The school, together with the parents has to offer education for life, not only for the present but, above all, for the future. Childhood and adolescence learning forges the keys by which the world can be interpreted, the reason for the existence of things, what is important and what is not. As educators, we are called by vocation to scrutinize the present and the future to prepare the students of today who will be the leaders of tomorrow. I suppose that one of the clearest lessons we are drawing from events such as COVID-19, climate change, economic crises or migration, is that we are increasingly in a GLOBAL reality. Each country and each one of us is increasingly becoming citizens of the world. And this is not simply a call to learn more about the history, art, and cultures, but a call to feel that our capacities and wealth are “from and for” all the inhabitants of the earth. We called to our vocation to change the world.
Education for Citizenship is more relevant today than ever. The heads of the educational centers must take it as a fundamental axis of teaching to parents and students. One of the most useful transversal educational lines in our school must be this: EDUCATION FOR COMMITTED GLOBAL CITIZENSHIP.
Today we have the opportunity to know that the future of humanity is a more global and interconnected world.
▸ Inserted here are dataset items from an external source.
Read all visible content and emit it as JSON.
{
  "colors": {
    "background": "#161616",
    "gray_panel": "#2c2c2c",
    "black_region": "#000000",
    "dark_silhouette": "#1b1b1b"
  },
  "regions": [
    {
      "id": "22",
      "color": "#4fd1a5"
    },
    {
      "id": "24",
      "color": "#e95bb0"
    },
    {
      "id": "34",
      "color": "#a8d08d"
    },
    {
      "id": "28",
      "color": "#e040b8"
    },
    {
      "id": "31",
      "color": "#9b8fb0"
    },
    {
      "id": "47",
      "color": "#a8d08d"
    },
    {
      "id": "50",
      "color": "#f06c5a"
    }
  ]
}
But along with this, we have to ask ourselves what kind of global citizens and what kind of globalized world we want. It is humanity that must put the person at the center and create a world for them. Taking the 2030 Agenda of Sustainable Development Goals as the basis, orientation, horizon, is to take a concrete path to achieve it. In the 2030 Agenda, the 17 objectives are presented relating: the rights of the person, the environment, the right to sustainable progress, peace, justice and reconciliation and the collaboration of all with everything. It has not been easy to achieve, it has taken many years, a lot of study and many negotiations, but in them, we find the way to put the INTEGRAL PERSON, at the center of the Global Committed Citizenship Project.
To be global citizens is to feel the urgency of being a protagonist in the construction of this world and seek how to make it possible. To be a GLOBAL CITIZEN, you don’t learn in a few days; an awareness process is required that only true education can offer. We need to integrate into our curriculum: in Primary, Secondary, University and continuous Education the Education for Global Committed Citizenship. It will not be difficult to design the curriculum, simply, “you have to make up your mind and make them come true.” A question to guide the design: what to do so that when they finish school, they feel the world, as their responsibility? First of all understand it, but not only.
We, the Catholic Church, or the Congregation of Claretian Missionaries, who are global organizations, we have the obligation and Mission to create EDUCATIONAL CURRICULUM in our schools that will help our students to feel responsible for the transformation of the world as presented by the 2020 Agenda. Furthermore, as the Gospel presents it to us: a UNIVERSAL BROTHERHOOD.